Für bereits etablierte Agroforstsysteme in der Region bestehen weitere Forschungsfragen im Bereich Evaluation möglicher Ökosystemleistungen wie zum Beispiel über die Analyse der Diversität von Flora und Fauna inklusive der Bodenbiota. Des Weiteren sollen Technologien für ein effizientes Flächenmanagement der Systeme, zum Beispiel über Remote Sensing oder Robotik, untersucht werden oder auch regionale Wertschöpfungsketten zur Inwertsetzung generierter Produkte sowie sozioökonomische Wirtschaftlichkeitsanalysen durchgeführt werden.

Laufende Projekte

Prof. Dr. Florian Wichern, Professor für Bodenkunde und Pflanzenernährung, betreut einige der bereits laufenden Projekte dieser Art am Niederrhein bei der Konzeptionierung und den begleitenden wissenschaftlichen Untersuchungen. In diesem Kontext wird derzeit beispielsweise ein kleines Reallabor auf einer Streuobstwiese, auf der Schafe und Ziegen weiden, aufgebaut und mit einer Wetterstation ausgestattet. Das geplante Highlight für Tierfans: eine Eulenwebcam, um die ökologische Relevanz der Agroforstsysteme aufzuzeigen. Professor Wichern geht es bei Projekten wie diesem darum, einerseits von existierenden Systemen zu lernen und andererseits daraus Erkenntnisse abzuleiten, um sie weiterzuentwickeln: "Während in den Tropen und Subtropen in den letzten Jahrzehnten intensiv an agroforstlichen Systemen geforscht wurde, gibt es in Europa und Deutschland einen großen Nachholbedarf. Als international bestens vernetzte Hochschule können wir bei der Anpassung der vorhandenen Technologien an die Bedingungen der gemäßigten Breiten eine aktive Rolle spielen", so Wichern.
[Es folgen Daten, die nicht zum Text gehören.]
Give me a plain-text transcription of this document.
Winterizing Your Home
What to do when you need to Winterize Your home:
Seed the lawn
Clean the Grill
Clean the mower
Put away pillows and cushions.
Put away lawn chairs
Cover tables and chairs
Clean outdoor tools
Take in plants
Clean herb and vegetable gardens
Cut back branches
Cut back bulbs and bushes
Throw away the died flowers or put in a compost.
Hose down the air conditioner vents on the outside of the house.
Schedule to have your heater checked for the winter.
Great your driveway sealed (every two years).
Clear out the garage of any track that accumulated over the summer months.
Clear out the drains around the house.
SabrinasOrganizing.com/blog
Auch der ökologische Landwirtschaftsbetrieb Berkhöfel profitiert von der Zusammenarbeit mit der Hochschule am Niederrhein. Dort werden im Herbst auf zehn Hektar Fläche neue Hecken und Baumreihen gepflanzt. Dabei ziehen sich Reihen verschiedener Obst- und Nussarten, kombiniert mit weiteren Gehölzen, durch die Ackerfläche. Dies soll die Biodiversität erhöhen, die Ackerkulturen vor extremen Wetterereignissen schützen und das Einkommen diversifizieren. Besonders spannend für die Forschung sind auch die vorhandenen 50 Hektar Streuobstwiese des Hofes. "Dass sich solche Systeme förderlich auf den Boden auswirken, das Einkommen der Betriebe diversifizieren und zudem Lebensraum für eine Vielzahl von Pflanzen und Tieren sind, ist weithin bekannt. Wir wollen mit unseren Versuchsflächen und durch die Begleitung bei der Umstellung der Betriebe diese Effekte für konkrete Agroforstsysteme unter hiesigen Bedingungen bestimmen und damit die positiven sozialen und ökologischen Leistungen der Landwirtschaft quantifizieren helfen", so Prof. Dr. Dietrich Darr, Sprecher des Forschungsschwerpunktes.

Weltweite Erfahrungen

In die regionalen Bestrebungen und Entwicklungen hinsichtlich angepasster Agroforstsysteme am Niederrhein werden auch die weitreichenden Erfahrungen, welche die HSRW und der FSP bereits auf internationaler Ebene bei der Erforschung von Agroforstsystemen geleistet haben, einfließen. In Ostafrika beispielsweise laufen einige Projekte, um die nachhaltige Nutzung des Affenbrotbaumes voranzubringen, welcher ein oft integraler Bestandteil von landwirtschaftlichen Systemen in ariden Gebieten Subsahara-Afrikas ist. Forschungsaktivitäten fokussieren hier beispielsweise auf der Qualitätsverbesserung generierter Produkte, die Nutzung von Restströmen oder den Aufbau lokaler Verarbeitungsstrukturen, um einen Mehrwert für die Lokalbevölkerung zu generieren.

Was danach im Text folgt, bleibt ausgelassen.